On March 6, Japanese Foreign Minister Yoshimasa Hayashi reaffirmed that the Kishida government inherits successive cabinets’ position on historical perceptions. This reaffirmation should have been interpreted by Seoul that the Kishida government inherits repeated apologies by the successive administrations.

However, there is a gimmick regarding the apology. The Japanese government has offered the apology from moral point of view based on current values but never admitted its legal responsibility. It has maintained that (1) Japan is not liable for compensation for its rule of Korea as it was legal and that (2) the wartime mobilization of Koreans was neither coercive recruitment nor forced mobilization. Since the 1980s, however, the Japanese government has repeated the apology without expressing the above two points. Insomuch that South Korea has repeatedly blamed Japan for reversing the apology soon after offering it.

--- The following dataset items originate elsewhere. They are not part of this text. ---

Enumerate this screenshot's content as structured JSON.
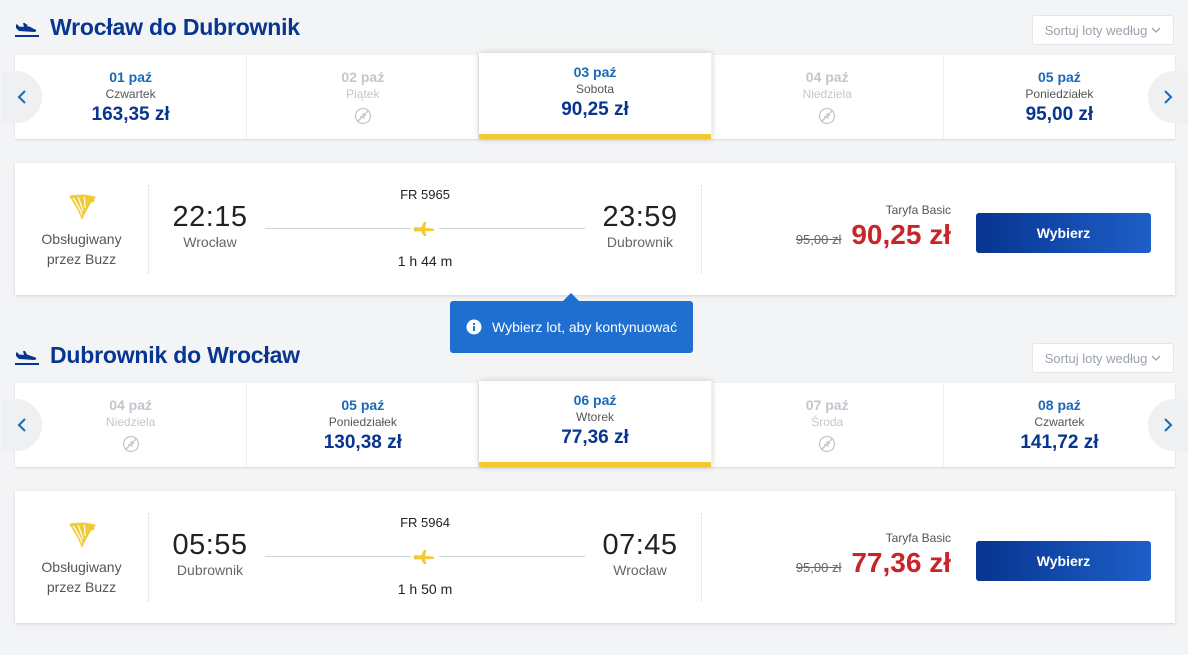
{
  "outbound": {
    "title": "Wrocław do Dubrownik",
    "sort_label": "Sortuj loty według",
    "dates": [
      {
        "date": "01 paź",
        "day": "Czwartek",
        "price": "163,35 zł",
        "available": true,
        "selected": false
      },
      {
        "date": "02 paź",
        "day": "Piątek",
        "price": "",
        "available": false,
        "selected": false
      },
      {
        "date": "03 paź",
        "day": "Sobota",
        "price": "90,25 zł",
        "available": true,
        "selected": true
      },
      {
        "date": "04 paź",
        "day": "Niedziela",
        "price": "",
        "available": false,
        "selected": false
      },
      {
        "date": "05 paź",
        "day": "Poniedziałek",
        "price": "95,00 zł",
        "available": true,
        "selected": false
      }
    ],
    "flight": {
      "operator": "Obsługiwany przez Buzz",
      "dep_time": "22:15",
      "dep_city": "Wrocław",
      "flight_number": "FR 5965",
      "duration": "1 h 44 m",
      "arr_time": "23:59",
      "arr_city": "Dubrownik",
      "fare_name": "Taryfa Basic",
      "old_price": "95,00 zł",
      "price": "90,25 zł",
      "button": "Wybierz"
    }
  },
  "tooltip": {
    "text": "Wybierz lot, aby kontynuować"
  },
  "inbound": {
    "title": "Dubrownik do Wrocław",
    "sort_label": "Sortuj loty według",
    "dates": [
      {
        "date": "04 paź",
        "day": "Niedziela",
        "price": "",
        "available": false,
        "selected": false
      },
      {
        "date": "05 paź",
        "day": "Poniedziałek",
        "price": "130,38 zł",
        "available": true,
        "selected": false
      },
      {
        "date": "06 paź",
        "day": "Wtorek",
        "price": "77,36 zł",
        "available": true,
        "selected": true
      },
      {
        "date": "07 paź",
        "day": "Środa",
        "price": "",
        "available": false,
        "selected": false
      },
      {
        "date": "08 paź",
        "day": "Czwartek",
        "price": "141,72 zł",
        "available": true,
        "selected": false
      }
    ],
    "flight": {
      "operator": "Obsługiwany przez Buzz",
      "dep_time": "05:55",
      "dep_city": "Dubrownik",
      "flight_number": "FR 5964",
      "duration": "1 h 50 m",
      "arr_time": "07:45",
      "arr_city": "Wrocław",
      "fare_name": "Taryfa Basic",
      "old_price": "95,00 zł",
      "price": "77,36 zł",
      "button": "Wybierz"
    }
  },
  "colors": {
    "brand_blue": "#073590",
    "accent_yellow": "#f1c933",
    "price_red": "#c8252b",
    "tooltip_blue": "#1e6fd0"
  },
  "icons": {
    "section": "plane-takeoff-icon",
    "no_flight": "no-flight-icon",
    "operator": "harp-logo-icon",
    "info": "info-icon"
  }
}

The apology has deteriorated bilateral relations.

Unless Japan’s government and private sectors are united to proactively communicate the two points to the outside world, Seoul will surely criticize the Kishida government if the government makes the two points in the authorization of school textbooks or the promotion of an initiative to have the Sado Island goldmines registered as a World Cultural Heritage site. Japan’s government and private sectors are required to cooperate with like-minded South Koreans to fight against false historical perceptions.

Tsutomu Nishioka is a senior fellow and a Planning Committee member at the Japan Institute for National Fundamentals and a visiting professor at Reitaku University. He covers South and North Koreas.